Notice I said ‘good homemaker’, not ‘housekeeper’! I am still very much learning how to be organized, neat and tidy. I do not deep clean my house every spring and fall. (gasp!!) I do deep clean, but it tends to be in spurts and random times. Just yesterday I took down all the bedroom curtains and washed them, scrubbed the windows (and the blinds – gag!) and replaced the fresh-smelling curtains.

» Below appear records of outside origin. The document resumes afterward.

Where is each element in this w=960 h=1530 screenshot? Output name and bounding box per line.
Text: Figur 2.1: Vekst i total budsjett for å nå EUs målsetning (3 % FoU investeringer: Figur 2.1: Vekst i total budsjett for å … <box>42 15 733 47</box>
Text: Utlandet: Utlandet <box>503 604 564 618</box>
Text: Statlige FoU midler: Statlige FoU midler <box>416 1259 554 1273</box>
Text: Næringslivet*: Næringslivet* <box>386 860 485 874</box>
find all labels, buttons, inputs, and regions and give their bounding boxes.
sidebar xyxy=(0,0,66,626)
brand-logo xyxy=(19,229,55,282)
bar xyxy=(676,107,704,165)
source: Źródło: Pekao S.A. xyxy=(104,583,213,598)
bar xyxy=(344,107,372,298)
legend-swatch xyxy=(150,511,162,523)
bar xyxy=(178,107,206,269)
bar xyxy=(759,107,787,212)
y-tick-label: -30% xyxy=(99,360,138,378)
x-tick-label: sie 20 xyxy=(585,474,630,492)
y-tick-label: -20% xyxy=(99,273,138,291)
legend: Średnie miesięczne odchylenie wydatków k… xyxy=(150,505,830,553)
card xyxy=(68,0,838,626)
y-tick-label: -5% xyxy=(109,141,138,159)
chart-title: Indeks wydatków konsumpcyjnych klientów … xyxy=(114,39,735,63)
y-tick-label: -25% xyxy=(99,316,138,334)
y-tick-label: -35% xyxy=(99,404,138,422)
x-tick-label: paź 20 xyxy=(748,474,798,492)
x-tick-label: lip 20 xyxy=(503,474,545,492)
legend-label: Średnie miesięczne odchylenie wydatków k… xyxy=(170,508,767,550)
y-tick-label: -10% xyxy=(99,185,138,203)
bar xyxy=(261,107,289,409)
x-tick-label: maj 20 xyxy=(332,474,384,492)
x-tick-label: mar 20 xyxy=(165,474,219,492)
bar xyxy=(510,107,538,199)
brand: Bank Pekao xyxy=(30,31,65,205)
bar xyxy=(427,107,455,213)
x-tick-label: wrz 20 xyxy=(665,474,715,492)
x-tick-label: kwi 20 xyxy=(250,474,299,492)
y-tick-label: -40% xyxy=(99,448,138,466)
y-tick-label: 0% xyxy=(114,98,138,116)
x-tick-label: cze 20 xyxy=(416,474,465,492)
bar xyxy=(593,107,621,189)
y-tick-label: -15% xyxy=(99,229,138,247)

I was raised by a mother who grew up Amish, and she taught me to be a homemaker. She taught me to cook, bake, raise a garden, can the vegetables from the garden, sew my own clothes, make a quilt from start to finish, raise fluffy baby chicks for a couple months and then butcher them. She taught me to rise early, get dressed, show up on time and to work fast. She taught me to clean fish—no, wait! That was my dad. Mom actually hated cleaning fish, for some reason! Anyways, she taught me to fry the fish and cook a meal for a crowd and how to stretch the food budget. How to diaper a baby and how to get a baby to nurse who was refusing.
I used to see lots of articles on the web telling women how to cook, clean, manage their time, train their kids, etc. I loved them. Because I need them!
But lately it seems I have read a lot of articles where the writer says something to the effect of: “Don’t try to be perfect! Don’t try to have it all together! It’s OK if you don’t know how to cook, teach your kids, clean, etc. Just be YOU! (whoever that is?!) Just enjoy life and don’t try to keep up with these super-women. Proverbs 31 women are just a myth anyways. Why bother trying to learn how to bake your own bread or grow some veggies or sew a blanket? Just buy it and be happy. You are you. Not everyone has the same talents as others. “
And my most hated one of all: “Just be content with who you are.”
Really? I mean, REALLY?!?!
I am certainly not satisfied with who I am! I don’t believe in beating yourself up over someone you’re not – or comparing yourself, no. But I believe that if we are called to be homemakers, we should be continually striving to become better at what we do, and who we are. We should have the goal of becoming the best homemaker we can possibly be!
Of course not everyone has the same talents as everyone else. But skills are not really talents, are they? Skills can be learned. By anyone. My 10-year-old knows how to make bread from scratch, and I know lots of women who say they can’t. (I wonder – is it can’t, or won’t try?)
Don’t get me wrong – if you detest baking – fine. If you can’t stand sitting at a machine and sewing, so be it! If you have zero interest in gardening – that’s OK! But please, oh please, don’t mock and belittle those of us that do know how to do all of those things. Don’t say that knowing how to do ‘everything’ is a myth, and don’t act like it’s unattainable. It’s not. I have many friends who didn’t know how to boil the proverbial water when they married, and now are much better cooks than me. I have a sister who started gardening later in life than me, and doesn’t even enjoy it that much, and she is MUCH better at it than me!
I used to feel bad when friends and acquaintances would marvel at what all I accomplished in a day, they would claim they had no idea how to do it, they didn’t have the energy, etc. I felt like because I could do or make nearly anything, I was weird. I felt like I had to apologize for being able to home school AND bake bread AND raise a garden AND butcher a cow. (all by myself, mind you!) I was constantly reminding people that I was raised differently, had experience, could do it in my sleep, etc. And it’s true. I was trained to many do many things that others weren’t. I am experienced. I can bake bread with my eyes closed, I bet.
But I don’t feel proud about it! I am thankful I know how to do things, and grateful to have the energy and desire to learn new things. But I certainly don’t despise or look down on people who don’t have the skills I have. I love to help people learn, and I have so much to learn from others. (How to keep an organized house, for one thing. 😉 )
One day I decided that I would never again allow someone to make me feel guilty for being a good homemaker. I was trained, yes. But I have learned much, much more by trial and error, just like everyone else. I have worked hard to learn things, I am constantly reading books about mothering, cooking, gardening, schooling, marriage, etc, etc. I never want to stop learning. I want to become the best homemaker I can be! I don’t care where you are on the journey – if you are not as far as me, just ask, I would love to share my experience. If you are further – Praise God! You can teach me!
I don’t want you to feel pressured to be someone you can never be. But I do want to call you higher – always higher and better. Don’t be content with who you are or what you know. Keep learning. Keep trying. Keep seeking to be the very best you can be.